EFSA health claim opinion
EFSA on Valio peptide claim: “No convincing evidence for a mechanism”
“…there is no convincing evidence for a mechanism by which IPP and VPP [the peptides] could exert the claimed effect at the proposed dose,” EFSA’s Panel on Dietetic Products, Nutrition and Allergies (NDA) found of the article 13.5 emerging and proprietary science submission.
The rejection follows a summer dismissal of an 86-study strong immunity dossier for Valio’s probiotic strain Lactobacillus rhamnosis GG (LGG) that is used in its popular 20-year-old functional drink, Gefilus.
For the peptide claim, the NDA said that while many of the 21 intervention studies showed a beneficial effect on blood pressure, trial design issues discounted most of the data for the two forms of peptide in question: isoleucyl-prolyl-proline (IPP) and valyl-prolyl-proline (VPP).
“…eight reported an effect of IPP and VPP on office systolic blood pressure (SBP) of which seven, however, showed major methodological limitations related to treatment allocation, randomisation, blinding and statistical analyses,” the NDA found.
“Of these trials, four also reported an effect of IPP and VPP on office diastolic blood pressure (DPB). The remaining 13 RCTs, of which four were designed to detect small (3 5 mm Hg) differences in SBP, did not observe an effect of IPP and VPP on SBP or DBP.”
Valio declined to comment on the NDA opinion which can be found here.
The Nordic firm proposed the claim: “Peptides IPP and VPP help to maintain normal blood pressure.”
Detail
The Panel discounted a meta analysis due to study quality variation and dismissed animal data as irrelevant.
“…the Panel considers that the meta-analyses do not provide information in addition to the individual studies considered pertinent to the claim by the applicant.”
Ex vivo and in vitro studies linking IPP and VPP production from casein digestion, which highlighted a potential mechanism of action via angiotensin converting enzymes (ACE 1 and ACE 2) inhibition, were also dismissed as non-significant.
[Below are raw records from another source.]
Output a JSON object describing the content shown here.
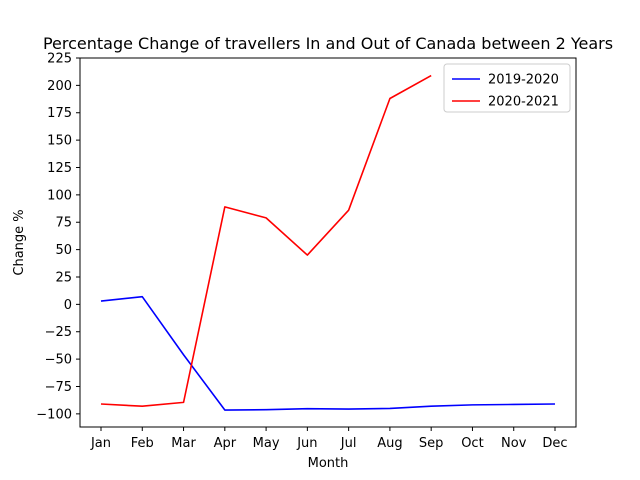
{
  "chart_data": {
    "type": "line",
    "title": "Percentage Change of travellers In and Out of Canada between 2 Years",
    "xlabel": "Month",
    "ylabel": "Change %",
    "categories": [
      "Jan",
      "Feb",
      "Mar",
      "Apr",
      "May",
      "Jun",
      "Jul",
      "Aug",
      "Sep",
      "Oct",
      "Nov",
      "Dec"
    ],
    "ylim": [
      -112,
      225
    ],
    "yticks": [
      -100,
      -75,
      -50,
      -25,
      0,
      25,
      50,
      75,
      100,
      125,
      150,
      175,
      200,
      225
    ],
    "grid": false,
    "legend_position": "top-right",
    "series": [
      {
        "name": "2019-2020",
        "color": "#0000ff",
        "values": [
          3,
          7,
          -46,
          -96.5,
          -96.2,
          -95.3,
          -95.6,
          -95,
          -93,
          -91.8,
          -91.4,
          -91
        ]
      },
      {
        "name": "2020-2021",
        "color": "#ff0000",
        "values": [
          -91,
          -93,
          -89.5,
          89,
          79,
          45,
          86,
          188,
          209,
          null,
          null,
          null
        ]
      }
    ]
  }
}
The NDA concluded: “In weighing the evidence, the Panel took into account that 13 of the human intervention studies provided, four of which were adequately powered to detect small between-group differences in SBP, did not observe an effect of IPP and VPP on SBP or DBP; that the interpretation of the results from seven out of the eight studies which reported an effect of IPP and VPP on office SBP was hampered by major methodological limitations; that the animal studies did not provide additional information on the effect of IPP and VPP on BP in humans; and that there is no convincing evidence for a mechanism by which IPP and VPP could exert the claimed effect at the proposed dose.”
Other opinions
EFSA's health claims panel also accepted a claim from DSM linking vitamin D consumption and reduced risk of falling in over-60 year-olds.
It rejected a claim from French slimming product company,Ceprodi KOT, that its slimming foods, "could reduce adipocyte size at the abdominal level".